L’administration Trump prépare actuellement un projet de résolution du Conseil de sécurité qui tracera la voie à suivre à Gaza.
Dans les coulisses, Israël tente d’apporter des modifications supplémentaires au projet américain, a rapporté Ynet News.
Les médias israéliens ont rapporté qu'il existe d'importantes divergences d'opinion entre Israël et les États-Unis, qui envisageraient de passer à la deuxième phase du cessez-le-feu sans que le Hamas ait déposé les armes ni même libéré tous les restes d'otages.

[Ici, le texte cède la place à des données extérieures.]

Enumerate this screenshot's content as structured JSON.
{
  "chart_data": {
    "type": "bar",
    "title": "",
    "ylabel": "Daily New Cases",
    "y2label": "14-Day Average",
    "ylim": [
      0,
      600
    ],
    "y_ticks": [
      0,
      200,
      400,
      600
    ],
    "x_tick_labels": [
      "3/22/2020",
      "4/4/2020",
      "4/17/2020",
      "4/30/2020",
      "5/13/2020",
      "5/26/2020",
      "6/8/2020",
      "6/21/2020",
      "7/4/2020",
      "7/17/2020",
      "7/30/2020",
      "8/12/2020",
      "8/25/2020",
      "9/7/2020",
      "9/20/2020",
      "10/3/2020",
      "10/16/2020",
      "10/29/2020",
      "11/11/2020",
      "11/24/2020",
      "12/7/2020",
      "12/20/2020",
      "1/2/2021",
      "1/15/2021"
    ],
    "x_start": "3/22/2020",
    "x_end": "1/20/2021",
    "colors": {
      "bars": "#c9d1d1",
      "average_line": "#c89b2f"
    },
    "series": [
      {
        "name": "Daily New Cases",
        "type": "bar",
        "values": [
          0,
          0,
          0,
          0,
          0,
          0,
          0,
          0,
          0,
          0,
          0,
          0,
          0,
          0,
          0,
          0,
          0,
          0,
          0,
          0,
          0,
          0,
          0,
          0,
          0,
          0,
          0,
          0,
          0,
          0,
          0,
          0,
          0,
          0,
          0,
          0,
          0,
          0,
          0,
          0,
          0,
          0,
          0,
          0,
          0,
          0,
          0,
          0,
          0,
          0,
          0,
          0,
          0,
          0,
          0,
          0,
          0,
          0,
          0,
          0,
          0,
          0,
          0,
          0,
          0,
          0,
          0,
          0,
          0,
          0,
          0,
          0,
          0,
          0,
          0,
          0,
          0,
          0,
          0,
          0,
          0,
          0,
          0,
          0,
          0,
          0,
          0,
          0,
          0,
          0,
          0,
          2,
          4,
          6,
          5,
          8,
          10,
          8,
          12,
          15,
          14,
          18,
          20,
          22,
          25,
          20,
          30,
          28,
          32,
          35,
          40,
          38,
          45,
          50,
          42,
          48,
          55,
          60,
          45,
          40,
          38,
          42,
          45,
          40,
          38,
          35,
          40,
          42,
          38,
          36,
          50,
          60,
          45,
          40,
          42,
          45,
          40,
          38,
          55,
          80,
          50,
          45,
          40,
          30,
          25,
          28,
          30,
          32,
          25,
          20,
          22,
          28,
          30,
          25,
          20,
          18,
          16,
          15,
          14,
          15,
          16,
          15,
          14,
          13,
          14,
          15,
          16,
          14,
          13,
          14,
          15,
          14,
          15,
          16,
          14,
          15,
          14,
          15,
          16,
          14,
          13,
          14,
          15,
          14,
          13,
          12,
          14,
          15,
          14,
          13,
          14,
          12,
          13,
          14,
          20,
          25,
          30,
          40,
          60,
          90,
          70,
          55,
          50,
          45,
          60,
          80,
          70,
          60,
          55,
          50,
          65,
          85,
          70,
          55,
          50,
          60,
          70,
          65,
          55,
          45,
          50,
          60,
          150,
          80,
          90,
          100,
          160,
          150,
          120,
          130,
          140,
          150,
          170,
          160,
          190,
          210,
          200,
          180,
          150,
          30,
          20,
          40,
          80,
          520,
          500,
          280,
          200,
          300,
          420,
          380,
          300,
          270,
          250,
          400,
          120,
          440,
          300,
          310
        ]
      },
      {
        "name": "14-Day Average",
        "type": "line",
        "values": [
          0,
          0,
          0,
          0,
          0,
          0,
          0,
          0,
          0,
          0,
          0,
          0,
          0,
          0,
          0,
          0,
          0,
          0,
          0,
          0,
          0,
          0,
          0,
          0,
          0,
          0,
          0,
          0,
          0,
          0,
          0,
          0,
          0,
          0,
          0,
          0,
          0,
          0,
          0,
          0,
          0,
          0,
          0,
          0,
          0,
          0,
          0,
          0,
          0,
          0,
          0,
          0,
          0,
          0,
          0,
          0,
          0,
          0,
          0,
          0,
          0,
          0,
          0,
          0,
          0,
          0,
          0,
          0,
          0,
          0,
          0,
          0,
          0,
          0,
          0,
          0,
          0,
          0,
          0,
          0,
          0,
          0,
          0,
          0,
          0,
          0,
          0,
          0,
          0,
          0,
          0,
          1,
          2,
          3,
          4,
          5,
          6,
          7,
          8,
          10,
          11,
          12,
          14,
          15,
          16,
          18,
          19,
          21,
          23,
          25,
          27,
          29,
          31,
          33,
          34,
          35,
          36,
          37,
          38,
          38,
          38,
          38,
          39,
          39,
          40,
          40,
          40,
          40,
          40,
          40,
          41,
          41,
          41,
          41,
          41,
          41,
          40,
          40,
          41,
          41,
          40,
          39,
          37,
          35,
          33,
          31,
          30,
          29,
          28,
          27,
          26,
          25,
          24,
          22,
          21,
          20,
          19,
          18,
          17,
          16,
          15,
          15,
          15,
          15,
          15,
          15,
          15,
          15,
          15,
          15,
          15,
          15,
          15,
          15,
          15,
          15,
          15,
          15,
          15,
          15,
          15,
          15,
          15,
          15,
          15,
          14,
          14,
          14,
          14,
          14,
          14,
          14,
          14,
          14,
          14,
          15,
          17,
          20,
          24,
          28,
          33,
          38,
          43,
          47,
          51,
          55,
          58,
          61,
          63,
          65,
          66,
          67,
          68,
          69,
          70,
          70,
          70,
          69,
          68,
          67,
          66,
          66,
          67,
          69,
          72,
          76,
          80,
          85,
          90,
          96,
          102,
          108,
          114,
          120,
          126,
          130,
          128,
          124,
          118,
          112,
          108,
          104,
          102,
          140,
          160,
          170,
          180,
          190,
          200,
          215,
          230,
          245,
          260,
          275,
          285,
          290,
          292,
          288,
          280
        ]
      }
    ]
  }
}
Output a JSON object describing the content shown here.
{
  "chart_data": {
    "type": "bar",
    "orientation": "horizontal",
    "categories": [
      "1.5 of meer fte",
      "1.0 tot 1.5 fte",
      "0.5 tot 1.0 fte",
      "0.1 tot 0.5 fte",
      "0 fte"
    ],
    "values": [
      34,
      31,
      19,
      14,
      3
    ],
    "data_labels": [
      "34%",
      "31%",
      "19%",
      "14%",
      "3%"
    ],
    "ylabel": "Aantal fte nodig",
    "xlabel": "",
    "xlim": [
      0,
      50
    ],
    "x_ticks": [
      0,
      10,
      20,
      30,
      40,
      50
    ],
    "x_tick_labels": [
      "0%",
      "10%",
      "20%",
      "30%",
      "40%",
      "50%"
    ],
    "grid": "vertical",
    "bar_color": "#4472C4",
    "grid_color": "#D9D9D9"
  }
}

Selon Ynet, Netanyahu a convoqué une discussion au sein du petit cabinet sur les préoccupations d'Israël concernant la formulation du projet américain, en particulier concernant la démilitarisation de Gaza et le rôle de la force internationale de stabilisation (FSI), qui pourrait être soumis à un vote lundi.
Dans sa déclaration, Netanyahu a souligné qu’il n’y aurait « aucune possibilité » de « non-démilitarisation » des parties de Gaza contrôlées par le Hamas.
« Même dans le plan en 20 points, et dans tout le reste, ce territoire sera démilitarisé et le Hamas sera désarmé. Soit cela se fera par la voie facile, soit cela se fera par la voie difficile. C'est ce que j'ai dit, et c'est ce que le président Trump a également dit », a-t-il ajouté.
Un reportage de la Treizième chaîne israélienne a suggéré que les États-Unis pourraient chercher à renoncer à l'exigence de démilitarisation et à poursuivre la reconstruction de l'enclave dévastée.
En outre, le projet américain contiendrait des termes suggérant que les États-Unis établiraient un dialogue entre Israël et les Palestiniens, visant à trouver un accord sur « un horizon politique pour une coexistence prospère ».
Le Conseil de la paix dirigé par les États-Unis est censé prendre en charge l’administration de Gaza jusqu’à ce que l’Autorité palestinienne achève ses plans de réforme, et une fois que le développement de la bande aura progressé, « les conditions pourraient enfin être réunies pour une voie crédible vers l’autodétermination et vers un État palestinien ».
Ces paragraphes ont suscité des critiques furieuses et « vives » de la part de plusieurs ministres à l’égard de Netanyahu, a rapporté Ynet News.
Plusieurs des principaux partenaires de la coalition de Netanyahu ont exprimé publiquement leurs critiques au cours des deux derniers jours.
Samedi soir, le ministre des Finances Bezalel Smotrich a dénoncé « le silence et la honte diplomatique » de Netanyahu, l'appelant à « formuler immédiatement une réponse appropriée et décisive qui fera comprendre au monde entier » [that] un État palestinien ne sera jamais établi sur le territoire de notre patrie.
Le ministre de la Sécurité nationale, Itamar Ben Gvir, a souligné que son parti Pouvoir juif « ne fera partie d’aucun gouvernement qui accepterait » la création d’un État palestinien, exhortant le Premier ministre à clarifier qu’Israël « n’autorisera pas la création d’un État palestinien sous quelque forme que ce soit ».
Dimanche, le ministre des Affaires étrangères Gideon Saar a écrit sur X qu'Israël est déjà « aux prises avec un phénomène extraordinaire : les États terroristes (des organisations terroristes contrôlant le territoire) ».
Il a ajouté qu’« Israël n’acceptera pas l’établissement d’un État terroriste palestinien au cœur de la Terre d’Israël, à une distance négligeable de tous ses centres de population et avec un contrôle topographique sur ceux-ci ».
Le ministre de la Défense Israël Katz a également noté dans une déclaration sur X que « la politique d'Israël est claire : il n'y aura pas d'État palestinien ».